When a user submits a raw Ethereum transaction, it converts into a Substrate transaction through the pallet Ethereum's transact extrinsic. Using the Ethereum pallet as the sole executor of the EVM pallet forces all of the data to be stored and transacted in an Ethereum-compatible way. This enables block explorers such as Moonscan, which is built by Etherscan, to be able to index block data.

Along with support for Ethereum-style data, the Ethereum pallet combined with the RPC module provides RPC support. This enables usage of basic Ethereum JSON-RPC methods, which ultimately allows existing Ethereum DApps to be deployed to Moonbeam with minimal changes.

EVM Pallet¶

The EVM pallet implements a sandboxed virtual stack machine and uses the SputnikVM as the underlying EVM engine.

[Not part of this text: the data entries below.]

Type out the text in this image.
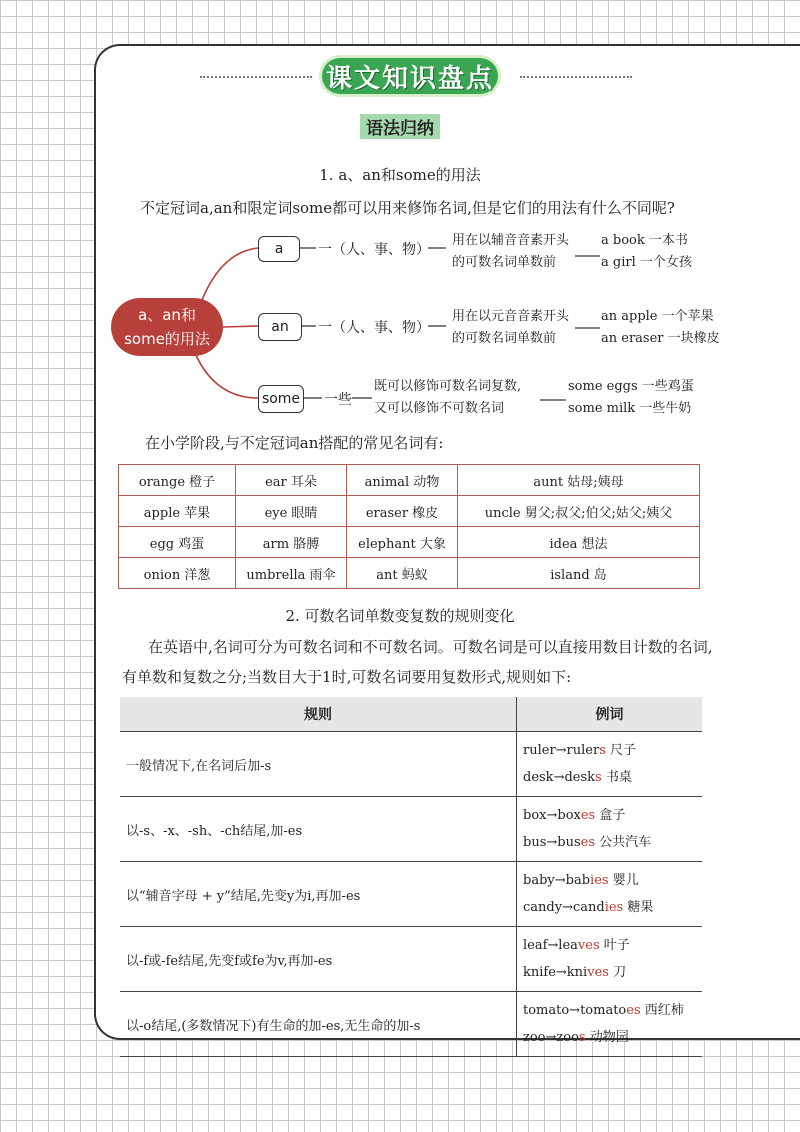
课文知识盘点
语法归纳
1. a、an和some的用法
不定冠词a,an和限定词some都可以用来修饰名词,但是它们的用法有什么不同呢?
a、an和
some的用法
a	一（人、事、物）
用在以辅音音素开头
的可数名词单数前
a book 一本书
a girl 一个女孩
an	一（人、事、物）
用在以元音音素开头
的可数名词单数前
an apple 一个苹果
an eraser 一块橡皮
some 一些
既可以修饰可数名词复数,
又可以修饰不可数名词
some eggs 一些鸡蛋
some milk 一些牛奶
在小学阶段,与不定冠词an搭配的常见名词有:
orange 橙子	ear 耳朵	animal 动物	aunt 姑母;姨母
apple 苹果	eye 眼睛	eraser 橡皮	uncle 舅父;叔父;伯父;姑父;姨父
egg 鸡蛋	arm 胳膊	elephant 大象	idea 想法
onion 洋葱	umbrella 雨伞	ant 蚂蚁	island 岛
2. 可数名词单数变复数的规则变化
在英语中,名词可分为可数名词和不可数名词。可数名词是可以直接用数目计数的名词,
有单数和复数之分;当数目大于1时,可数名词要用复数形式,规则如下:
规则	例词
一般情况下,在名词后加-s	ruler→rulers 尺子
desk→desks 书桌

以-s、-x、-sh、-ch结尾,加-es	box→boxes 盒子
bus→buses 公共汽车

以“辅音字母 + y”结尾,先变y为i,再加-es	baby→babies 婴儿
candy→candies 糖果

以-f或-fe结尾,先变f或fe为v,再加-es	leaf→leaves 叶子
knife→knives 刀

以-o结尾,(多数情况下)有生命的加-es,无生命的加-s	tomato→tomatoes 西红柿
zoo→zoos 动物园
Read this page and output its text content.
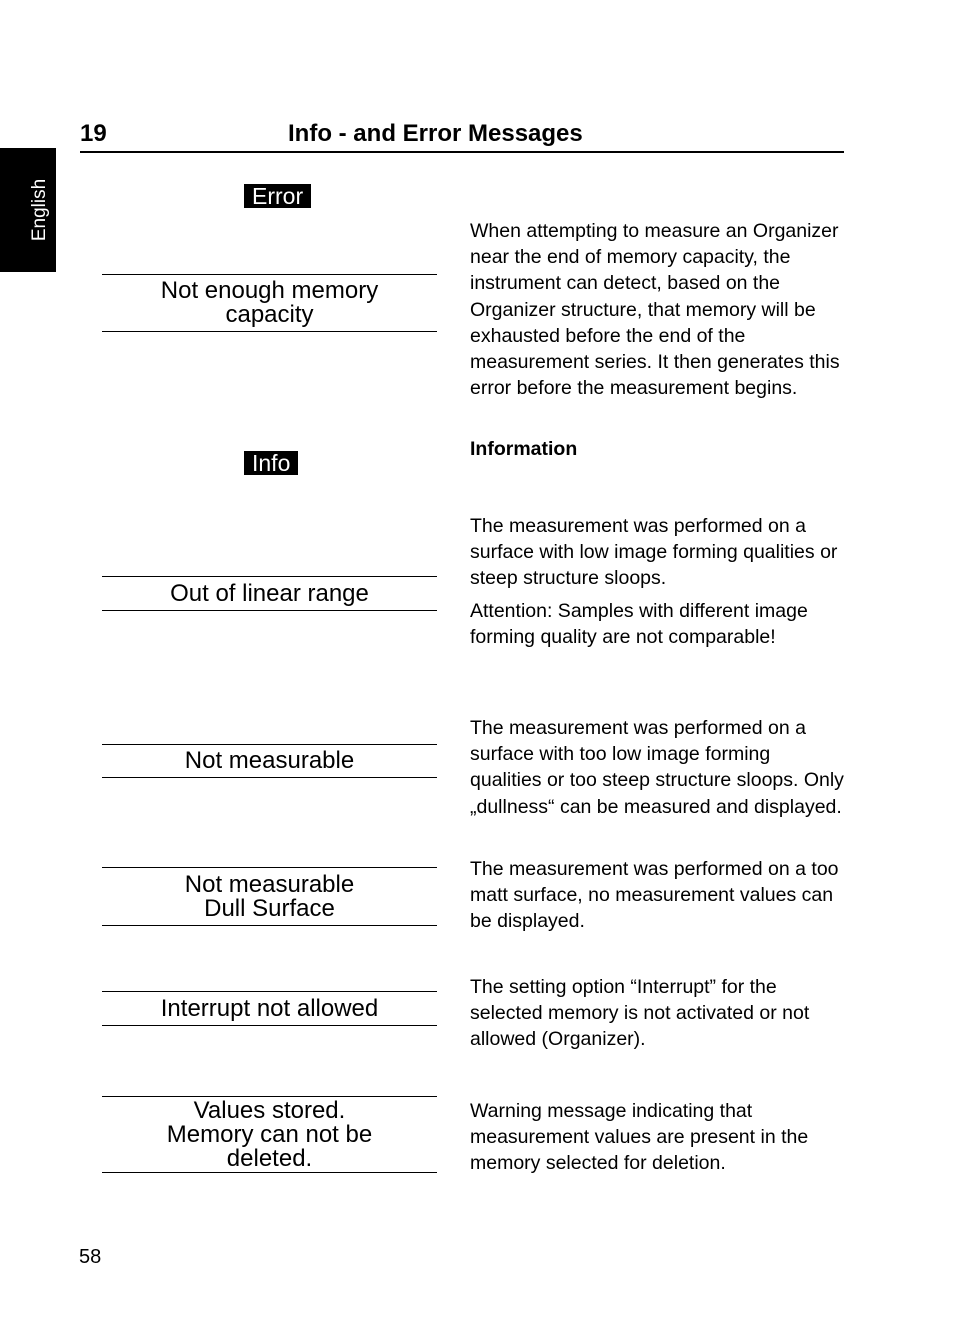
English
19	Info - and Error Messages
Error
Not enough memory
capacity

When attempting to measure an Organizer near the end of memory capacity, the instrument can detect, based on the Organizer structure, that memory will be exhausted before the end of the measurement series. It then generates this error before the measurement begins.

Information
Info
Out of linear range

The measurement was performed on a surface with low image forming qualities or steep structure sloops.

Attention: Samples with different image forming quality are not comparable!

Not measurable

The measurement was performed on a surface with too low image forming qualities or too steep structure sloops. Only „dullness“ can be measured and displayed.

Not measurable
Dull Surface

The measurement was performed on a too matt surface, no measurement values can be displayed.

Interrupt not allowed

The setting option “Interrupt” for the selected memory is not activated or not allowed (Organizer).

Values stored.
Memory can not be
deleted.

Warning message indicating that measurement values are present in the memory selected for deletion.

58
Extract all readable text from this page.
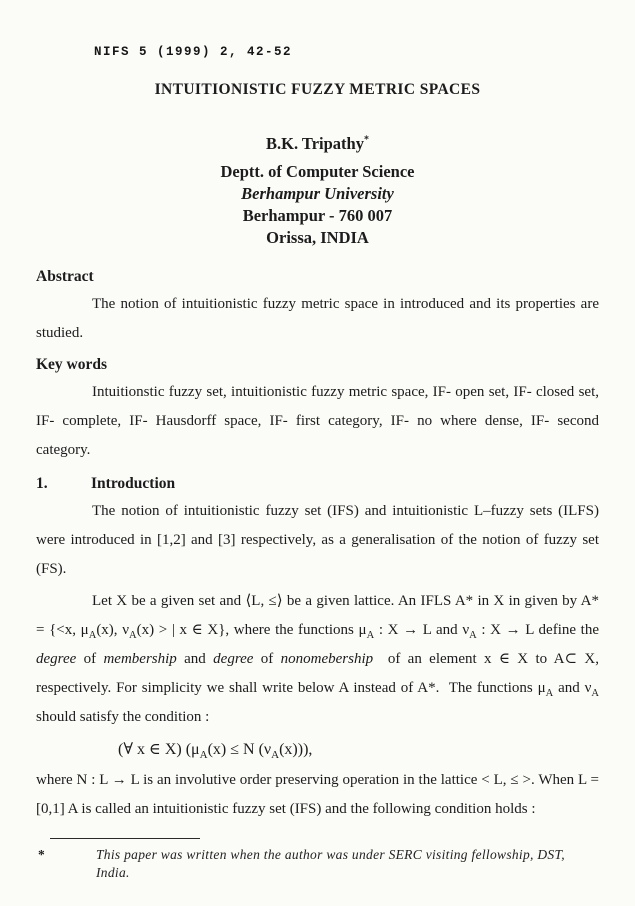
NIFS 5 (1999) 2, 42-52
INTUITIONISTIC FUZZY METRIC SPACES
B.K. Tripathy*
Deptt. of Computer Science
Berhampur University
Berhampur - 760 007
Orissa, INDIA
Abstract

The notion of intuitionistic fuzzy metric space in introduced and its properties are studied.

Key words

Intuitionstic fuzzy set, intuitionistic fuzzy metric space, IF- open set, IF- closed set, IF- complete, IF- Hausdorff space, IF- first category, IF- no where dense, IF- second category.

1.	Introduction

The notion of intuitionistic fuzzy set (IFS) and intuitionistic L–fuzzy sets (ILFS) were introduced in [1,2] and [3] respectively, as a generalisation of the notion of fuzzy set (FS).

Let X be a given set and ⟨L, ≤⟩ be a given lattice. An IFLS A* in X in given by A* = {<x, $\mu_A(x)$, $\nu_A(x)$ > | x ∈ X}, where the functions $\mu_A$ : X → L and $\nu_A$ : X → L define the degree of membership and degree of nonomebership  of an element x ∈ X to A⊂ X, respectively. For simplicity we shall write below A instead of A*.  The functions $\mu_A$ and $\nu_A$ should satisfy the condition :

(∀ x ∈ X) ($\mu_A(x) \le N$ $(\nu_A(x))$),

where N : L → L is an involutive order preserving operation in the lattice < L, ≤ >. When L = [0,1] A is called an intuitionistic fuzzy set (IFS) and the following condition holds :

*	This paper was written when the author was under SERC visiting fellowship, DST, India.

The EVM executes Ethereum smart contract bytecode, typically written in a language like Solidity, and then compiles it to EVM bytecode. The EVM pallet aims to emulate the functionality of executing smart contracts on Ethereum within the Substrate runtime. As such, it allows existing EVM code to be executed in Substrate-based blockchains.

Inside the EVM are standard H160 Ethereum-style accounts, with associated data such as the balance and nonce. All of the accounts in the EVM are backed by a configurable Substrate account type. Moonbeam has configured the Substrate account type to be a non-standard H160 account fully compatible with Ethereum. So, you only need a single account to interact with the Substrate runtime and the EVM. For more information on Moonbeam's account system, please refer to the Unified Accounts page.

With a unified accounts system, a mapped Substrate account can call the EVM pallet to deposit or withdraw balance from the Substrate-base currency into a different balance managed and used by the EVM pallet. Once a balance exists, smart contracts can be created and interacted with.

The EVM pallet can also be configured so that no dispatchable calls can cause EVM execution, with the exception being from other pallets in the runtime. Moonbeam is configured this way, with the Ethereum pallet having sole responsibility for EVM execution. Using the Ethereum pallet enables EVM interactions through the Ethereum API.

If a blockchain doesn't need Ethereum emulation and only needs EVM execution, Substrate uses its account model fully and signs transactions on behalf of EVM accounts. However, Ethereum RPCs are unavailable in this model, and DApps must write their frontend using the Substrate API.

The EVM pallet should produce nearly identical execution results to Ethereum, such as gas cost and balance changes. However, there are some differences. Please refer to the EVM module vs Ethereum network section of the Frontier EVM Pallet documentation for more information.

There are also some precompiles that can be used alongside the EVM pallet that extends the functionality of the EVM. Moonbeam uses the following EVM precompiles:

• pallet-evm-precompile-simple - includes five basic precompiles: ECRecover, ECRecoverPublicKey, Identity, RIPEMD160, SHA256
• pallet-evm-precompile-blake2 - includes the BLAKE2 precompile
• pallet-evm-precompile-bn128 - includes three BN128 precompiles: BN128Add, BN128Mul, and BN128Pairing
• pallet-evm-precompile-modexp - includes the modular exponentiation precompile
• pallet-evm-precompile-sha3fips -includes the standard SHA3 precompile
• pallet-evm-precompile-dispatch - includes the dispatch precompile

You can find an overview of most of these precompiles on the Ethereum MainNet Precompiled Contracts page.